Gelombang mutasi pertama, yang melibatkan lebih dari seratus ASN, ternyata belum sepenuhnya menuntaskan kebutuhan jabatan strategis. Sejumlah posisi penting masih kosong, bahkan beberapa di antaranya ditinggalkan pejabat yang memasuki masa pensiun, menjadikan perombakan susulan ini hampir tak terhindarkan.

Informasi yang beredar di internal Pemkab Cirebon menyebutkan bahwa rotasi kali ini tidak hanya menyentuh pejabat eselon III dan IV, tetapi juga berpotensi menyeret pejabat eselon II.

Salah satu posisi strategis yang disebut-sebut akan segera terisi adalah jabatan staf ahli, yang sebelumnya ditinggalkan oleh Iwan Rizky. Menariknya, sumber internal yang mengetahui dinamika tersebut menyebutkan bahwa kursi eselon II itu kemungkinan besar akan diisi oleh pejabat promosi dari tingkat camat.

“Informasinya dari camat naik. Camat dari wilayah barat.

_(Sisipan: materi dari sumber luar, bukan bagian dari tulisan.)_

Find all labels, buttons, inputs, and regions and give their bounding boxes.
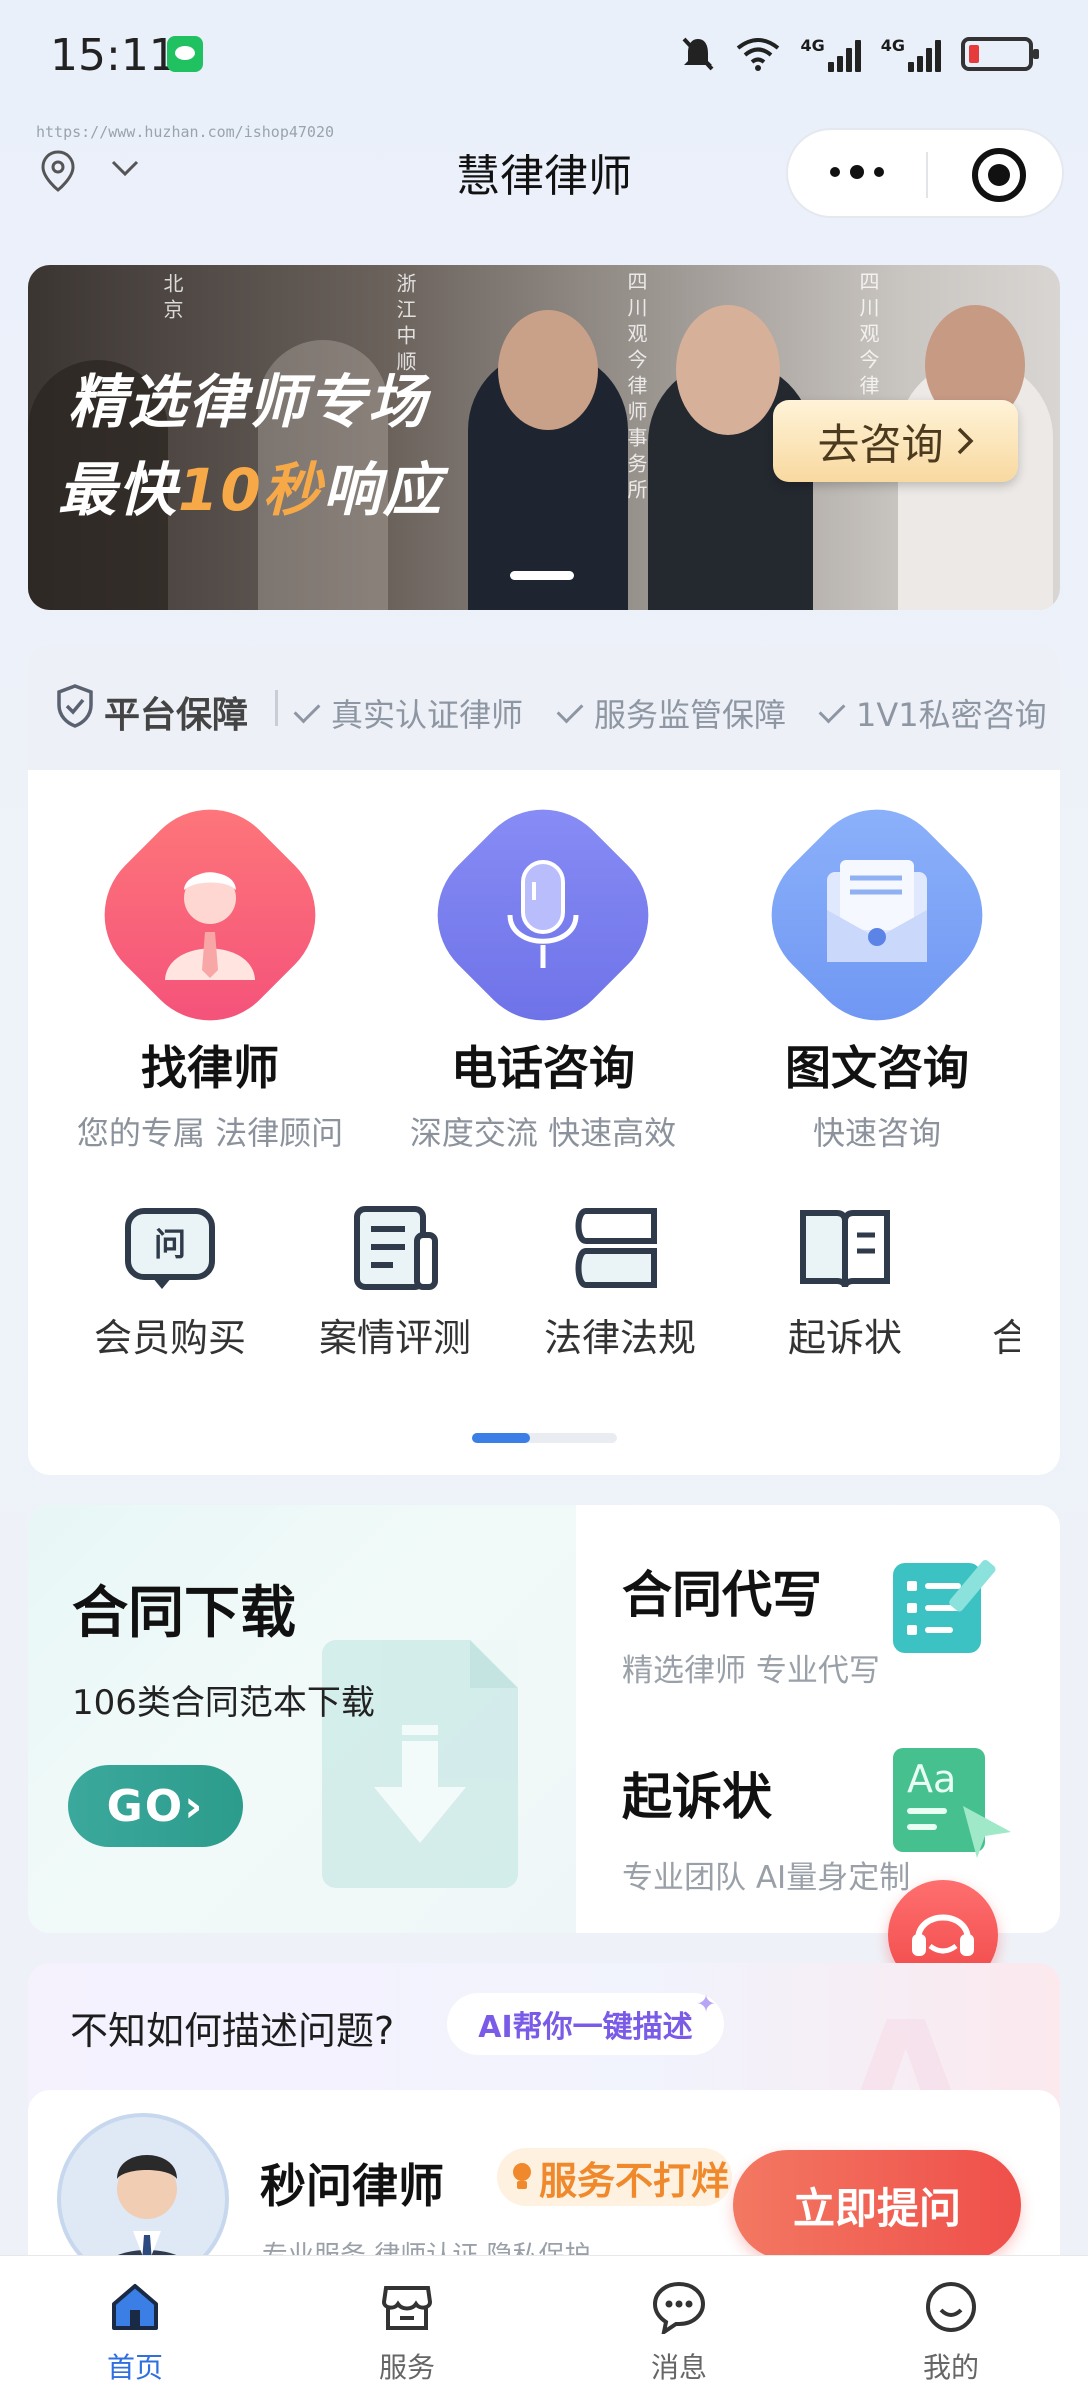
signal-icon: 4G [800,36,861,72]
check-icon [556,696,584,724]
guarantee-divider [275,690,278,726]
chevron-right-icon [957,427,973,455]
check-icon [293,696,321,724]
lawyer-icon [75,780,345,1050]
find-lawyer-entry[interactable]: 找律师 您的专属 法律顾问 [60,780,360,1154]
tab-messages[interactable]: 消息 [604,2280,754,2386]
service-name: 电话咨询 [451,1041,635,1095]
contract-tool-partial[interactable]: 合 [920,1205,1020,1362]
envelope-icon [742,780,1012,1050]
tool-label: 起诉状 [787,1316,902,1360]
home-icon [108,2280,162,2334]
case-evaluation-tool[interactable]: 案情评测 [305,1205,485,1362]
service-name: 找律师 [141,1041,279,1095]
ai-describe-button[interactable]: AI帮你一键描述 [447,1993,724,2055]
service-subtitle: 快速咨询 [812,1114,941,1152]
network-type-label-2: 4G [880,36,905,55]
promo-banner[interactable]: 北京 浙江中顺 四川观今律师事务所 四川观今律 精选律师专场 最快10秒响应 去… [28,265,1060,610]
url-watermark: https://www.huzhan.com/ishop47020 [36,123,335,141]
guarantee-item-label: 1V1私密咨询 [856,696,1047,734]
tool-label: 会员购买 [93,1316,246,1360]
tool-label: 法律法规 [543,1316,696,1360]
instant-lawyer-title: 秒问律师 [260,2159,444,2213]
network-type-label: 4G [800,36,825,55]
ai-question-prompt: 不知如何描述问题? [70,2009,395,2053]
text-document-label: Aa [907,1757,956,1801]
shield-check-icon [57,684,93,728]
complaint-subtitle: 专业团队 AI量身定制 [622,1860,911,1896]
tab-label: 首页 [106,2351,163,2384]
guarantee-item: 服务监管保障 [556,690,787,736]
tab-home[interactable]: 首页 [60,2280,210,2386]
wifi-icon [737,38,780,71]
complaint-tool[interactable]: 起诉状 [755,1205,935,1362]
open-book-icon [797,1205,893,1291]
guarantee-item: 真实认证律师 [293,690,524,736]
banner-line2-highlight: 10秒 [178,456,323,524]
tool-label: 合 [992,1316,1020,1360]
text-consult-entry[interactable]: 图文咨询 快速咨询 [727,780,1027,1154]
contract-download-title: 合同下载 [72,1581,296,1646]
books-icon [572,1205,668,1291]
lightbulb-icon [513,2163,531,2189]
contract-download-subtitle: 106类合同范本下载 [72,1683,375,1723]
guarantee-title: 平台保障 [104,695,249,736]
banner-line2-suffix: 响应 [322,456,443,524]
signal-icon-2: 4G [881,36,941,72]
always-open-badge-label: 服务不打烊 [539,2158,730,2203]
banner-bg-text-1: 北京 [160,273,184,325]
guarantee-item: 1V1私密咨询 [818,690,1047,736]
check-icon [818,696,846,724]
tool-label: 案情评测 [318,1316,471,1360]
status-icons: 4G 4G [680,32,1039,76]
status-time: 15:11 [50,30,177,81]
membership-tool[interactable]: 问 会员购买 [80,1205,260,1362]
banner-subheadline: 最快10秒响应 [58,443,443,527]
consult-button[interactable]: 去咨询 [773,400,1018,482]
consult-button-label: 去咨询 [817,419,944,469]
service-subtitle: 深度交流 快速高效 [409,1114,677,1152]
checklist-pen-icon [893,1560,996,1653]
chat-icon [652,2280,706,2337]
battery-icon [961,37,1039,71]
download-arrow-icon [374,1725,466,1843]
guarantee-item-label: 服务监管保障 [594,696,787,734]
tab-label: 我的 [922,2351,979,2384]
tab-mine[interactable]: 我的 [876,2280,1026,2386]
banner-bg-text-3: 四川观今律师事务所 [624,271,648,505]
mute-bell-icon [683,37,714,71]
ask-now-button[interactable]: 立即提问 [733,2150,1021,2260]
document-icon [347,1205,443,1291]
always-open-badge: 服务不打烊 [497,2148,732,2206]
phone-consult-entry[interactable]: 电话咨询 深度交流 快速高效 [393,780,693,1154]
text-document-icon: Aa [893,1748,1011,1858]
go-button[interactable]: GO› [68,1765,243,1847]
question-badge-text: 问 [154,1225,186,1263]
banner-bg-text-4: 四川观今律 [856,271,880,401]
contract-drafting-title[interactable]: 合同代写 [622,1555,822,1627]
store-icon [380,2280,434,2334]
guarantee-item-label: 真实认证律师 [331,696,524,734]
wechat-icon [167,36,203,72]
microphone-icon [408,780,678,1050]
complaint-title[interactable]: 起诉状 [622,1757,772,1829]
service-name: 图文咨询 [785,1041,969,1095]
banner-line2-prefix: 最快 [58,456,179,524]
more-menu-icon[interactable] [830,165,884,179]
laws-regulations-tool[interactable]: 法律法规 [530,1205,710,1362]
contract-drafting-subtitle: 精选律师 专业代写 [622,1653,880,1689]
tab-label: 服务 [378,2351,435,2384]
miniprogram-capsule [786,128,1064,218]
tools-pager-thumb [472,1433,530,1443]
tab-label: 消息 [650,2351,707,2384]
smile-icon [924,2280,978,2334]
tab-services[interactable]: 服务 [332,2280,482,2386]
sparkle-icon: ✦ [696,1990,717,2018]
banner-headline: 精选律师专场 [68,368,429,436]
banner-pager-indicator [510,571,574,580]
question-badge-icon: 问 [122,1205,218,1291]
close-miniprogram-icon[interactable] [972,148,1026,202]
service-subtitle: 您的专属 法律顾问 [76,1114,344,1152]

Jadi pejabat eselon II,” ujar sumber internal yang meminta identitasnya tidak disebutkan.

Nama yang mulai ramai diperbincangkan adalah Sukana, yang saat ini menjabat sebagai Camat Plumbon. Ia dinilai telah memenuhi berbagai syarat administratif untuk naik ke level eselon II.

Selain jabatan eselon II, beberapa posisi strategis lain juga disebut akan menjadi bagian dari mutasi kali ini. Di antaranya adalah kursi Sekretaris Dinas yang saat ini masih kosong di beberapa organisasi perangkat daerah.

Beberapa posisi yang disebut-sebut bakal segera diisi antara lain Sekretaris Dinas Pertanian, Sekretaris Dinas Komunikasi dan Informatika, serta Sekretaris Badan Perencanaan Pembangunan, Riset dan Inovasi Daerah (Baperida).